In a move that pushes back against judicial overreach, the Supreme Court has struck down a controversial one-year waiting period imposed by the Patna High Court on a bail application. The apex court made it clear—delaying access to justice isn’t justice at all.

The case revolved around a petitioner denied bail by the Patna High Court last year. The High Court, while rejecting the plea, had added a curious rider: the accused could try again—but only after twelve months had passed from the date charges were framed.

Not impressed, the Supreme Court stepped in.

A bench comprising Justices Pankaj Mithal and S.V.N. Bhatti dismantled that stipulation, calling it a “moratorium” the High Court had no business imposing. They didn’t mince words—saying such a condition had no place in bail jurisprudence.

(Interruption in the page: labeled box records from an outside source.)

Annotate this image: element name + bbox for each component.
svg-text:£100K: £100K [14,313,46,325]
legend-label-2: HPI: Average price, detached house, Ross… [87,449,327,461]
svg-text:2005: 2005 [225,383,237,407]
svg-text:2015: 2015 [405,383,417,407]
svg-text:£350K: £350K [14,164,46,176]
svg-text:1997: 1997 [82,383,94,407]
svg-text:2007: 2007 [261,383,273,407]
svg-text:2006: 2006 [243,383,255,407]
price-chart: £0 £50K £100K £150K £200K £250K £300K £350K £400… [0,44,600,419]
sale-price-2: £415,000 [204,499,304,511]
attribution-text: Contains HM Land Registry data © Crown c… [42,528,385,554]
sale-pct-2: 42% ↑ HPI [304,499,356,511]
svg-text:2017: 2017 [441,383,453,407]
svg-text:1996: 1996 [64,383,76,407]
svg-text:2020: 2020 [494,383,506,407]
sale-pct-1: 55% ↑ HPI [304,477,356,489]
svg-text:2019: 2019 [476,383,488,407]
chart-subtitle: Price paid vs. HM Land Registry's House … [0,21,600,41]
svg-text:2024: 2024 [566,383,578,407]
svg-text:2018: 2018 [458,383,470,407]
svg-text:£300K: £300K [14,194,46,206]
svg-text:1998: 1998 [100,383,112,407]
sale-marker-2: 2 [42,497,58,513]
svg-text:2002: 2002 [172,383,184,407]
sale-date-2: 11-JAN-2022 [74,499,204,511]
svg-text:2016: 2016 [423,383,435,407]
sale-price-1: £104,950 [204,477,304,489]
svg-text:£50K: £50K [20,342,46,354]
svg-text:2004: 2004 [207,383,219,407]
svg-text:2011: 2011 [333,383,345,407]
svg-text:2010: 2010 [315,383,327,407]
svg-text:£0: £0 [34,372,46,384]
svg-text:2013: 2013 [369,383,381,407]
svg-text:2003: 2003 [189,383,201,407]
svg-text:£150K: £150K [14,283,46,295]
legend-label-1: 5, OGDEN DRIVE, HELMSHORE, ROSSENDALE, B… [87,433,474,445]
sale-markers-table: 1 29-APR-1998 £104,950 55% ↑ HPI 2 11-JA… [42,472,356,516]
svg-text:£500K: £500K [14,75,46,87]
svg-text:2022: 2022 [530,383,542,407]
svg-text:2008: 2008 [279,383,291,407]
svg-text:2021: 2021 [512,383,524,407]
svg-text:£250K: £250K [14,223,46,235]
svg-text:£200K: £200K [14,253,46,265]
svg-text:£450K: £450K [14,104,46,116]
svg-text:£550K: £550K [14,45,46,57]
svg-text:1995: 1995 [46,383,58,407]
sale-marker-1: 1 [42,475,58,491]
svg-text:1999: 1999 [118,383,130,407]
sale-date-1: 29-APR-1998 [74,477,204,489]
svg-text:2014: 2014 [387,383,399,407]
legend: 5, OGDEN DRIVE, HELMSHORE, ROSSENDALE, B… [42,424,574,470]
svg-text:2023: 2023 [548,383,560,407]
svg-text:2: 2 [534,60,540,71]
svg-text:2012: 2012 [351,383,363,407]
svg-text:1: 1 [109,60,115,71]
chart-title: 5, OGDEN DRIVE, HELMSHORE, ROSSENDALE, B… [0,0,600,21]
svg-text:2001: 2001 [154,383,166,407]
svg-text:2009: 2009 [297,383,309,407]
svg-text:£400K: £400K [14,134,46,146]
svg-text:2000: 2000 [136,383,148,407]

Here’s how the bench put it:

The High Court declined bail but granted liberty to reapply—after a one-year freeze. That timeline, the Court found, was both unnecessary and legally unsound. Since charges have already been framed in the case, the petitioner now has full liberty to approach the High Court again for bail—immediately, not in a year.

The Supreme Court tweaked the original High Court order, especially the paragraph that had tried to lock the door shut for twelve months. With this correction, the door is now open.

The Special Leave Petition was accordingly disposed of—but the message is clear. Courts cannot hold fundamental rights hostage to arbitrary timelines.